Compass College
- Motto: Navigate Your Bright Future
- Type: Private
- Established: 2009
- President: Tony Chung
- Head: Mr. Tony Chung
- Location: 6-7/F, CIGNA Tower, 482 Jaffe Rd, Causeway Bay, Hong Kong
- Affiliations: Modern Education
- Website: compass.edu.hk

Chinese name
- Traditional Chinese: 啟示書院

Yue: Cantonese
- Yale Romanization: Kái sih syū yún
- Jyutping: Kai2 si6 syu1 jun2

= Compass College =

Compass College (Modern Continuing Education Centre) is a tertiary institution providing career oriented hospitality, tourism management and business management programs in Hong Kong. Compass College is an educational organisation affiliated with the Modern Education. It provides a one-year diploma program and two-year higher diploma program for secondary school graduates.

==Courses==
Compass College provides one programme accredited by HKCAVVQ, cooperating with Business and Technician Education Council (BTEC) in level 3 and level 5 diploma programmes, AH&LA certificate courses, and NCC Education higher diploma programme.

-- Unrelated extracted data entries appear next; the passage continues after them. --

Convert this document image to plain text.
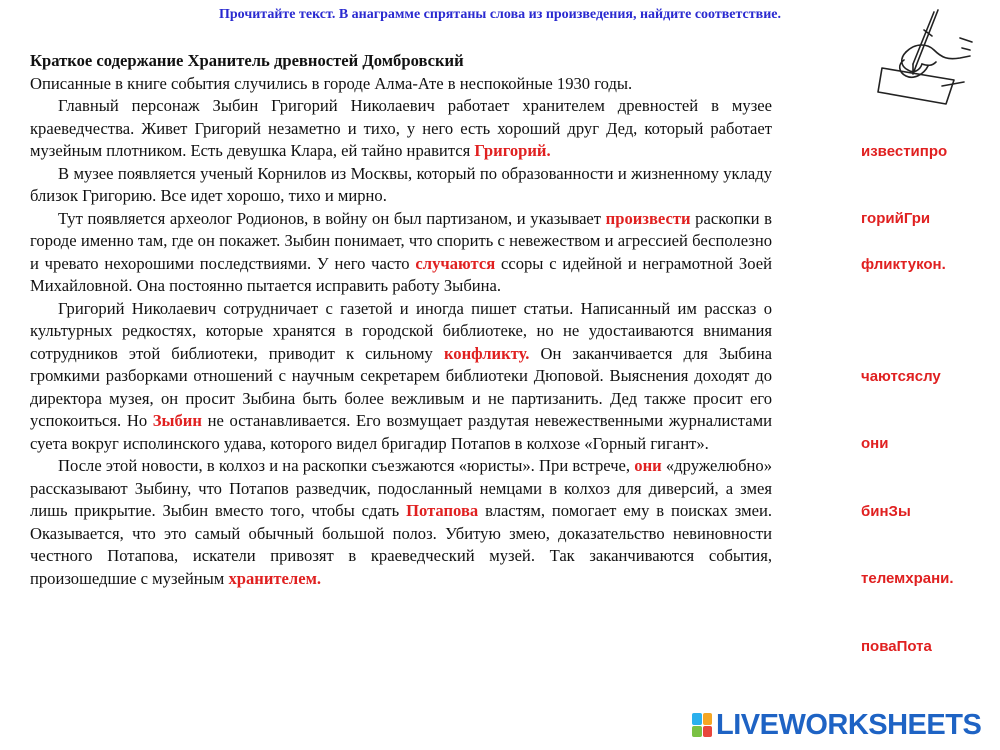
Прочитайте текст. В анаграмме спрятаны слова из произведения, найдите соответствие.
Краткое содержание Хранитель древностей Домбровский

Описанные в книге события случились в городе Алма-Ате в неспокойные 1930 годы.

Главный персонаж Зыбин Григорий Николаевич работает хранителем древностей в музее краеведчества. Живет Григорий незаметно и тихо, у него есть хороший друг Дед, который работает музейным плотником. Есть девушка Клара, ей тайно нравится Григорий.

В музее появляется ученый Корнилов из Москвы, который по образованности и жизненному укладу близок Григорию. Все идет хорошо, тихо и мирно.

Тут появляется археолог Родионов, в войну он был партизаном, и указывает произвести раскопки в городе именно там, где он покажет. Зыбин понимает, что спорить с невежеством и агрессией бесполезно и чревато нехорошими последствиями. У него часто случаются ссоры с идейной и неграмотной Зоей Михайловной. Она постоянно пытается исправить работу Зыбина.

Григорий Николаевич сотрудничает с газетой и иногда пишет статьи. Написанный им рассказ о культурных редкостях, которые хранятся в городской библиотеке, но не удостаиваются внимания сотрудников этой библиотеки, приводит к сильному конфликту. Он заканчивается для Зыбина громкими разборками отношений с научным секретарем библиотеки Дюповой. Выяснения доходят до директора музея, он просит Зыбина быть более вежливым и не партизанить. Дед также просит его успокоиться. Но Зыбин не останавливается. Его возмущает раздутая невежественными журналистами суета вокруг исполинского удава, которого видел бригадир Потапов в колхозе «Горный гигант».

После этой новости, в колхоз и на раскопки съезжаются «юристы». При встрече, они «дружелюбно» рассказывают Зыбину, что Потапов разведчик, подосланный немцами в колхоз для диверсий, а змея лишь прикрытие. Зыбин вместо того, чтобы сдать Потапова властям, помогает ему в поисках змеи. Оказывается, что это самый обычный большой полоз. Убитую змею, доказательство невиновности честного Потапова, искатели привозят в краеведческий музей. Так заканчиваются события, произошедшие с музейным хранителем.

известипро
горийГри
фликтукон.
чаютсяслу
они
бинЗы
телемхрани.
поваПота
LIVEWORKSHEETS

One-year Diploma Programme
- Diploma in International Hospitality Management
- International Diploma in Hospitality Management
- Professional Diploma in Hospitality & Tourism Management

Two-years Diploma Programme
- Executive Diploma in Accounting & Management

Higher National Diploma BTEC Diploma Programme

- Pearson BTEC Level 3 Certificate in Hospitality
- Pearson BTEC Level 3 Certificate in Business
- Pearson BTEC Level 5 HNC Diploma in Hospitality Management
- Pearson BTEC Level 5 HNC Diploma in Business

American Hotel and Lodging Association certificate courses
- Certified Guest Service Professional

NCC Education Programme

- NCC Education Level 4 Diploma in Business (QCF)
- NCC Education Level 5 Diploma in Business (QCF)

==IELTS Registration Centre==
Compass College is one of the registration centre of IELTS from British Council. Students can also have study aboard consultation and work abroad consultation from Compass College.